Limitations & Future Work¶
- Assumes linear task distributions; real-world NLP tasks are more complex.
- Analysis is based on masked linear attention; differences in softmax multi-head attention aggregation mechanisms are not explored.
- Does not account for positional encoding's ability to perceive task boundaries.
- Future directions: Design "task-boundary-aware" attention mechanisms; study prompt reordering to mitigate forgetting; extend analysis to non-linear self-attention and multi-head mechanisms.
Related Work & Insights¶
- vs. Single-task ICL theory (Bai et al. 2023, Von Oswald et al. 2023): They assume all examples are i.i.d.; ours introduces task sequence heterogeneity.

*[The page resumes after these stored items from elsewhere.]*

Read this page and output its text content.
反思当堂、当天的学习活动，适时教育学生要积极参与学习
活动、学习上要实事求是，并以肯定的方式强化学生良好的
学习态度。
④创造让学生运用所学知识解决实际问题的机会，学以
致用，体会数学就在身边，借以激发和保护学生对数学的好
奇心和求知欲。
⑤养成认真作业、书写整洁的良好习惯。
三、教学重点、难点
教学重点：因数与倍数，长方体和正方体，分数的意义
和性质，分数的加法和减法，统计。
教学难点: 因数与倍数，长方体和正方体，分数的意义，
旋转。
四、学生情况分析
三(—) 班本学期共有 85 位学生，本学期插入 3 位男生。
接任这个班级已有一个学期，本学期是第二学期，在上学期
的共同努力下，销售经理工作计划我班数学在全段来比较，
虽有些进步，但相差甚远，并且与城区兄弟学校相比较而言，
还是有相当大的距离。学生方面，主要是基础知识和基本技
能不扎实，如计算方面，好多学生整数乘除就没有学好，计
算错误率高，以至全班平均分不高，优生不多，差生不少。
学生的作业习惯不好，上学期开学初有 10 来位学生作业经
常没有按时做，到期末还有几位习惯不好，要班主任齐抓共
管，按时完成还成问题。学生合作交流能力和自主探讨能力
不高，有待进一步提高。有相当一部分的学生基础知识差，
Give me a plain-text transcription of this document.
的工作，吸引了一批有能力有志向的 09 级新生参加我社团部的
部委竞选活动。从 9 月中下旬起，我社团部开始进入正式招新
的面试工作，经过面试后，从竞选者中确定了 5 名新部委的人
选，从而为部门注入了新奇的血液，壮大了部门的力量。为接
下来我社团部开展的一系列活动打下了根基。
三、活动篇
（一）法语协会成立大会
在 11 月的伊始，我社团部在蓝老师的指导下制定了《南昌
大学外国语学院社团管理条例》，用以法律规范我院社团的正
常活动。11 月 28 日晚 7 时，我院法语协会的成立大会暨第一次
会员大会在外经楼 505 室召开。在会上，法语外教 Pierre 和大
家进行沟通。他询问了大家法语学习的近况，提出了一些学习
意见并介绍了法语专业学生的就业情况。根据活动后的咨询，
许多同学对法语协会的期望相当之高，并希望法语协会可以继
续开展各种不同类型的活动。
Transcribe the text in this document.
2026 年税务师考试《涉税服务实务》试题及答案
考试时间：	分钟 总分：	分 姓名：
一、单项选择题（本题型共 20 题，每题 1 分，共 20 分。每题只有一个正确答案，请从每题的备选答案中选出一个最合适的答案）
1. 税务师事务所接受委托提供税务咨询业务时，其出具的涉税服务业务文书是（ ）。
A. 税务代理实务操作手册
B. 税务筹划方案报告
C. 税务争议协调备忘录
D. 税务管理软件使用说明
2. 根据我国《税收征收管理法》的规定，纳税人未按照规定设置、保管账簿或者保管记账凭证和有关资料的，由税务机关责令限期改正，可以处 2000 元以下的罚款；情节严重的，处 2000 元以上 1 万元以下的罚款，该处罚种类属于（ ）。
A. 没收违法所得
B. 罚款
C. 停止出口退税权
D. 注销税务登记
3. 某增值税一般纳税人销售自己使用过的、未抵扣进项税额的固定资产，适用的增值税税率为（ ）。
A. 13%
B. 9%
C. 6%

- vs. Classical Continual Learning (Lin et al. 2023): They focus on forgetting via parameter updates; ours proves for the first time that attention aggregation inevitably leads to forgetting even with frozen parameters.
- vs. Empirical ICCL studies (Kang et al. 2025): They demonstrate that ICL can perform continual learning; ours provides fundamental theoretical reasons for when it succeeds and when it fails.
Rating¶
- Novelty: ⭐⭐⭐⭐⭐ First to unify multi-task continual learning and ICL theory.
- Experimental Thoroughness: ⭐⭐⭐⭐⭐ Verified incrementally from simplified models → GPT-2 → non-linear tasks → real Qwen models.
- Writing Quality: ⭐⭐⭐⭐ Rigorous theory with intuitive mathematics.
- Value: ⭐⭐⭐⭐⭐ Directly guides multi-task prompt design and explains performance saturation in long contexts.